TVRINews, Jakarta
Indonesia Eximbank Institute mencatat permintaan global terhadap produk tekstil hulu, seperti benang, kain tenun, dan kain rajut, mulai menunjukkan tren pemulihan sepanjang 2025.
Kondisi ini membuka peluang bagi industri tekstil nasional untuk meningkatkan penetrasi pasar internasional, meski pangsa ekspor Indonesia masih menghadapi tekanan dari meningkatnya daya saing negara China, India, dan Vietnam.
Direktur Pelaksana Bisnis I LPEI, Anton Herdianto, mengatakan daya saing ekspor tekstil Indonesia saat ini ditopang oleh produk finished fabric yang porsinya mencapai sekitar 74 persen dari total ekspor TPT nasional. Menurutnya, keberlanjutan kinerja ekspor tidak hanya ditentukan oleh produsen garmen, tetapi juga oleh kekuatan seluruh rantai pasok industri.
“Buyer global kini tidak hanya mempertimbangkan harga yang kompetitif, tetapi juga kualitas produk, ketepatan pengiriman, traceability, kepatuhan terhadap standar internasional, hingga penggunaan material yang berkelanjutan. Karena itu, penguatan rantai pasok menjadi kunci untuk menjaga daya saing ekspor Indonesia,” kata Anton, dikutip dari siaran persnya, Rabu, 29 Juli 2026.
Indonesia Eximbank Institute memperkirakan ekspor tekstil nasional tetap tumbuh solid hingga tahun 2027 seiring prospek pertumbuhan global yang membaik dari ketidakpastian global dan proyeksi penurunan suku bunga global di masa mendatang. Kondisi ini diharapkan dapat meningkatkan konsumsi masyarakat global terhadap produk, seperti pakaian.
Ekspor tekstil nasional diperkirakan tumbuh sekitar 2 persen hingga 3,2 persen pada tahun 2026 dengan melihat realisasi pertumbuhan ekspor saat ini di level 1,3 persen, sementara pada tahun 2027 diperkirakan tumbuh hingga 3,5 persen sampai 4,0 persen.
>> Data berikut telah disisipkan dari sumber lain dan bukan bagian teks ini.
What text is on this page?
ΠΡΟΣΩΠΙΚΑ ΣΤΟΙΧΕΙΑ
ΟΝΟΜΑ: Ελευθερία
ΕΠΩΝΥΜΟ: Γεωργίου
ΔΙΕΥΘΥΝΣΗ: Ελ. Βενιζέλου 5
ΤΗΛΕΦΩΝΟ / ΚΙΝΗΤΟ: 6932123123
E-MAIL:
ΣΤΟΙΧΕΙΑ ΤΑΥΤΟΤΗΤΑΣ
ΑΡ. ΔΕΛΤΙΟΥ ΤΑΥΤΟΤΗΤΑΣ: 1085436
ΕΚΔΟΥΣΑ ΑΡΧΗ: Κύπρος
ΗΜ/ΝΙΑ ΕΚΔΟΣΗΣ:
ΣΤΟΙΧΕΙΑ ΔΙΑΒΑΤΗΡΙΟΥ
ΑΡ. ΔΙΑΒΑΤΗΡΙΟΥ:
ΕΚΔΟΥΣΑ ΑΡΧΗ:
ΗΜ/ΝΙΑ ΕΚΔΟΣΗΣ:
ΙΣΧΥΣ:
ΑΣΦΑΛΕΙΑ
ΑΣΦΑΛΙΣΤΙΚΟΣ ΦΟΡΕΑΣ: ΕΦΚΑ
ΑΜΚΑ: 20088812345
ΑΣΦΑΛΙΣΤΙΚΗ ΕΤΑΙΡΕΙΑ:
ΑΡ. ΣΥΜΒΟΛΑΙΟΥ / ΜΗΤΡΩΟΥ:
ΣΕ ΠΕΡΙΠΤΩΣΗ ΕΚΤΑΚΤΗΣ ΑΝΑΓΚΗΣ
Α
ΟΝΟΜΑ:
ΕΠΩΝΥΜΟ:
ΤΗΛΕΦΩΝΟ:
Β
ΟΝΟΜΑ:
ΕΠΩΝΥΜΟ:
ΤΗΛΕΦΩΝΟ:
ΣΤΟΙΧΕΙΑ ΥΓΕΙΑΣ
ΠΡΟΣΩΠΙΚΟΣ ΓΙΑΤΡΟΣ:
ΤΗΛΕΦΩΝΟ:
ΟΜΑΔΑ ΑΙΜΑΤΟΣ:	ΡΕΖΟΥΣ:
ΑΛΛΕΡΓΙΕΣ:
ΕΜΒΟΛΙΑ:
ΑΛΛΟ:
Pertumbuhan tersebut didorong oleh meningkatnya permintaan terhadap produk tekstil berkelanjutan, terutama di segmen pasar premium.
Menurut Anton, Indonesia memiliki modal yang kuat untuk menangkap peluang tersebut, terutama dari sisi biaya tenaga kerja yang kompetitif serta struktur industri yang telah terintegrasi dari hulu hingga hilir.
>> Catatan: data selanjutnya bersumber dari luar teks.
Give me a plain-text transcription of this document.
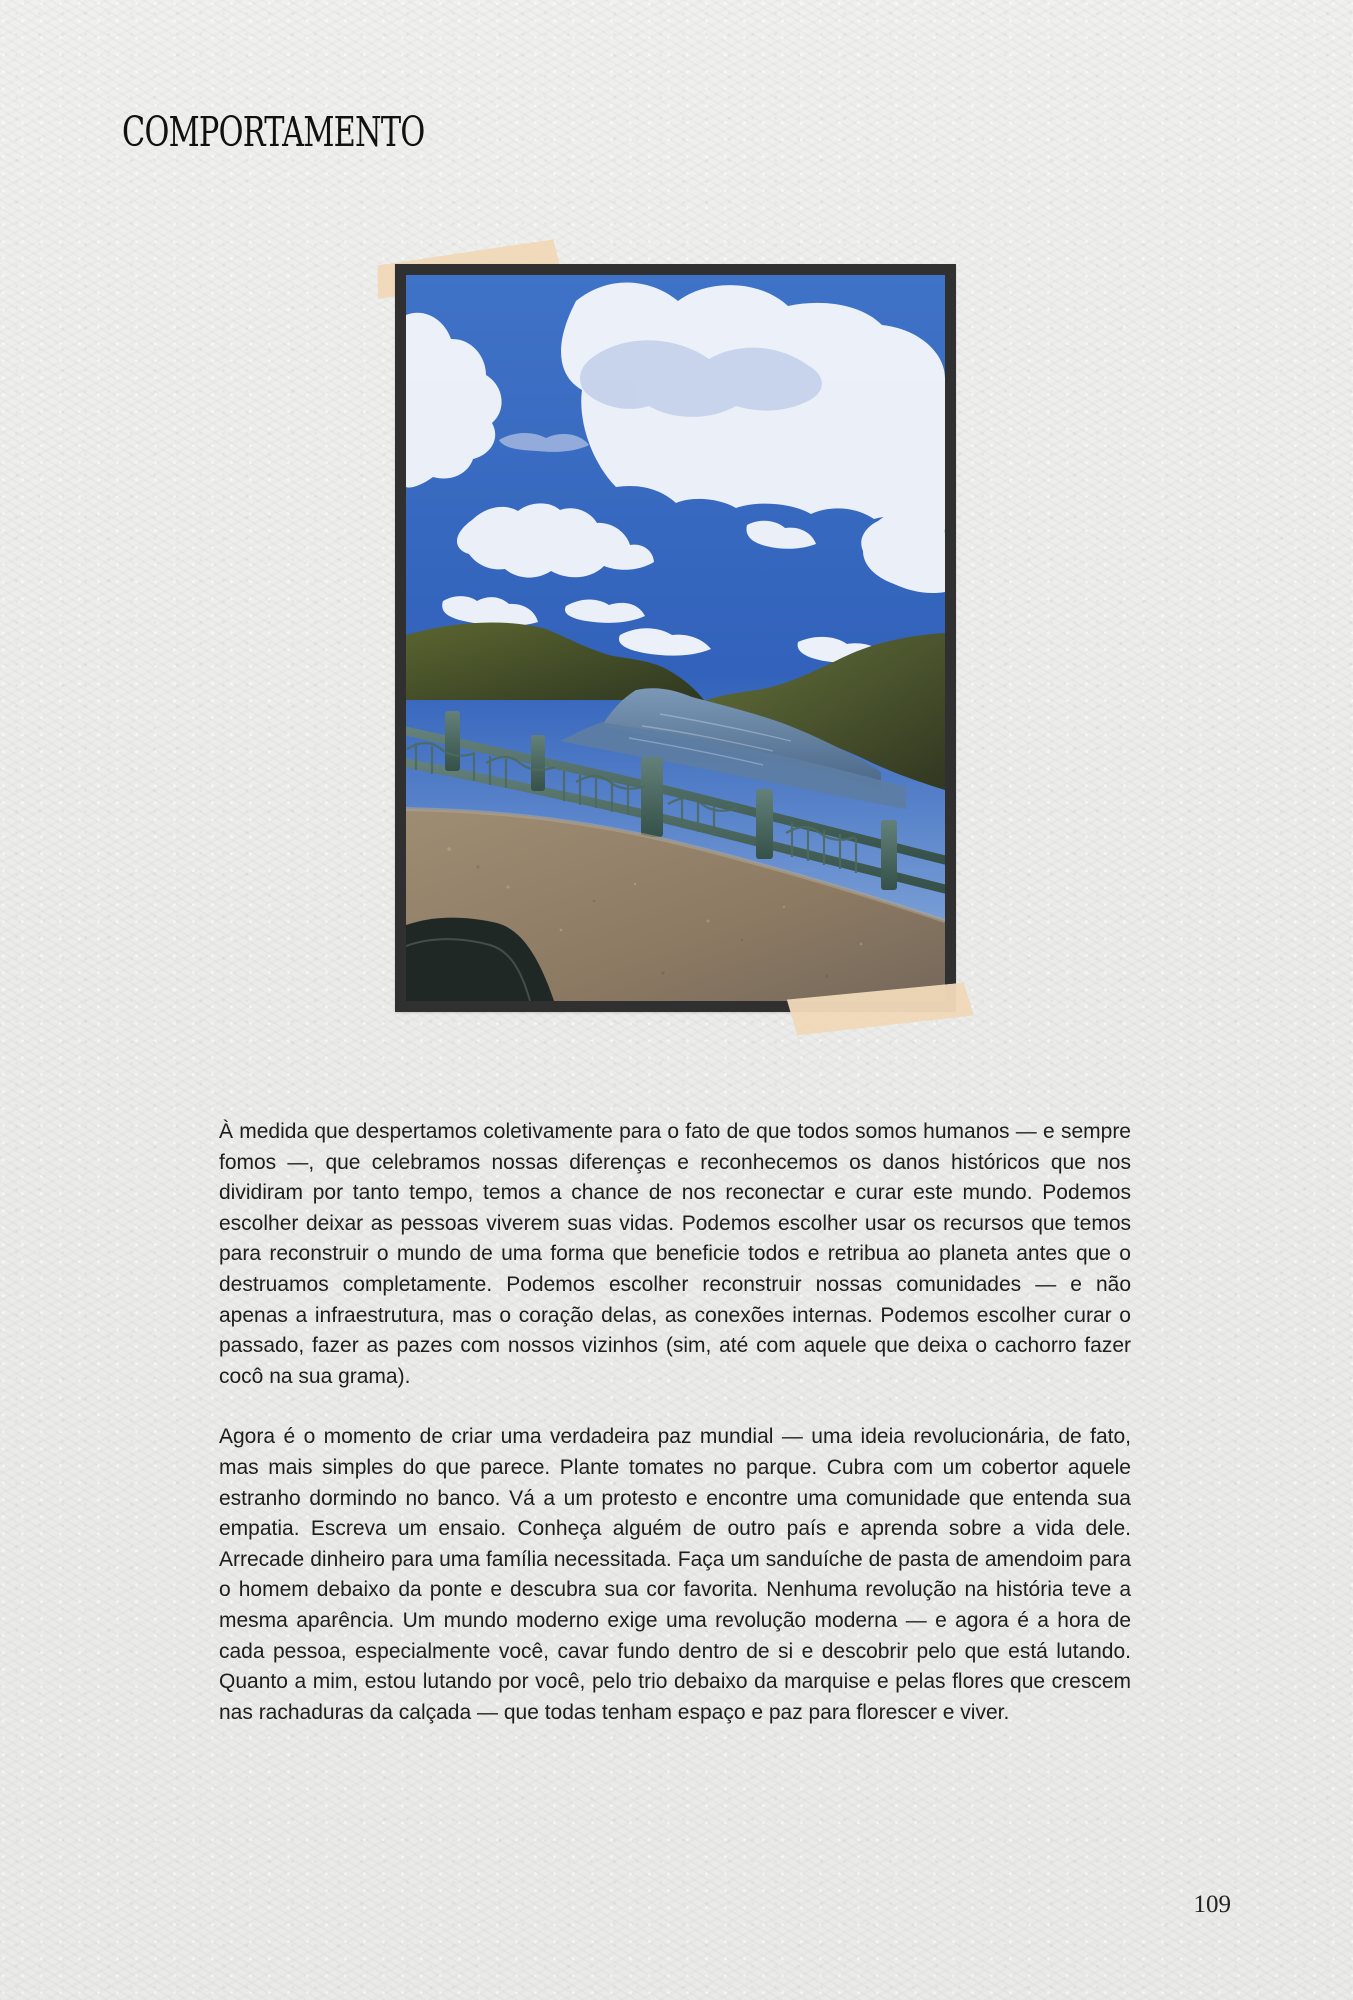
COMPORTAMENTO

À medida que despertamos coletivamente para o fato de que todos somos humanos — e sempre fomos —, que celebramos nossas diferenças e reconhecemos os danos históricos que nos dividiram por tanto tempo, temos a chance de nos reconectar e curar este mundo. Podemos escolher deixar as pessoas viverem suas vidas. Podemos escolher usar os recursos que temos para reconstruir o mundo de uma forma que beneficie todos e retribua ao planeta antes que o destruamos completamente. Podemos escolher reconstruir nossas comunidades — e não apenas a infraestrutura, mas o coração delas, as conexões internas. Podemos escolher curar o passado, fazer as pazes com nossos vizinhos (sim, até com aquele que deixa o cachorro fazer cocô na sua grama).

Agora é o momento de criar uma verdadeira paz mundial — uma ideia revolucionária, de fato, mas mais simples do que parece. Plante tomates no parque. Cubra com um cobertor aquele estranho dormindo no banco. Vá a um protesto e encontre uma comunidade que entenda sua empatia. Escreva um ensaio. Conheça alguém de outro país e aprenda sobre a vida dele. Arrecade dinheiro para uma família necessitada. Faça um sanduíche de pasta de amendoim para o homem debaixo da ponte e descubra sua cor favorita. Nenhuma revolução na história teve a mesma aparência. Um mundo moderno exige uma revolução moderna — e agora é a hora de cada pessoa, especialmente você, cavar fundo dentro de si e descobrir pelo que está lutando. Quanto a mim, estou lutando por você, pelo trio debaixo da marquise e pelas flores que crescem nas rachaduras da calçada — que todas tenham espaço e paz para florescer e viver.

109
Tantangannya kini adalah meningkatkan produktivitas, mempercepat modernisasi industri, dan memenuhi standar keberlanjutan yang semakin menjadi persyaratan utama di pasar ekspor.
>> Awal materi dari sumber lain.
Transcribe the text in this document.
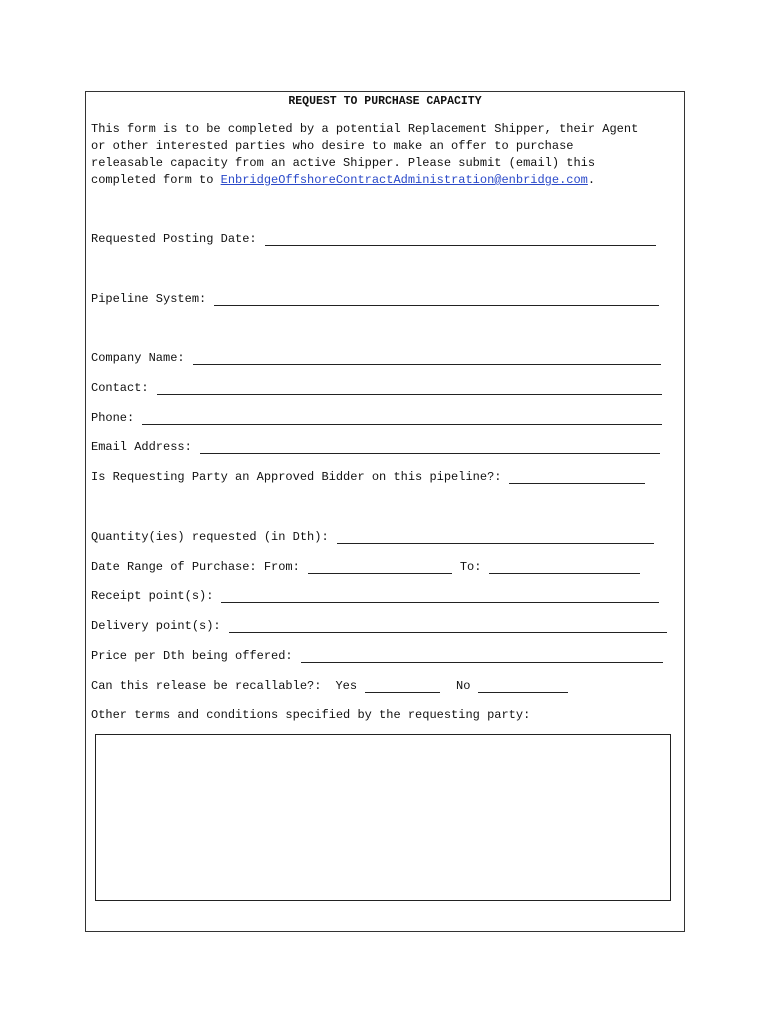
REQUEST TO PURCHASE CAPACITY
This form is to be completed by a potential Replacement Shipper, their Agent
or other interested parties who desire to make an offer to purchase
releasable capacity from an active Shipper. Please submit (email) this
completed form to EnbridgeOffshoreContractAdministration@enbridge.com.
Requested Posting Date:
Pipeline System:
Company Name:
Contact:
Phone:
Email Address:
Is Requesting Party an Approved Bidder on this pipeline?:
Quantity(ies) requested (in Dth):
Date Range of Purchase: From:	To:
Receipt point(s):
Delivery point(s):
Price per Dth being offered:
Can this release be recallable?: Yes	No
Other terms and conditions specified by the requesting party:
Untuk mendukung transformasi tersebut, LPEI menyediakan berbagai fasilitas pembiayaan, penjaminan, asuransi, dan trade finance yang disesuaikan dengan kebutuhan eksportir.
Dukungan tersebut mencakup pembiayaan pra-pengapalan (pre-shipment) dan pascapengapalan (post-shipment), Trade Credit Insurance (TCI) untuk melindungi risiko gagal bayar dari pembeli luar negeri, serta Marine Cargo Insurance guna memberikan perlindungan selama proses pengiriman barang.
Hal ini juga sejalan dengan arahan Menteri Keuangan RI, Purbaya Yudhi Sadewa, beberapa waktu lalu yang mendorong revitalisasi industri tekstil dan sepatu melalui penyediaan likuiditas yang terjangkau lewat Indonesia Eximbank/LPEI guna memperbarui permesinan dan meningkatkan daya saing global.
“Penguatan rantai pasok tekstil nasional membutuhkan kolaborasi yang erat. LPEI hadir tidak hanya melalui pembiayaan, tetapi juga layanan advisory dan market insight agar eksportir semakin siap memenuhi kebutuhan pasar global,” ujar Anton.
Melalui penguatan pembiayaan, peningkatan kapasitas industri, dan kolaborasi yang semakin erat antara pemerintah, LPEI, serta pelaku usaha, industri tekstil Indonesia diharapkan mampu meningkatkan daya saing sekaligus memperbesar kontribusinya terhadap ekspor nasional di tengah perubahan lanskap perdagangan global.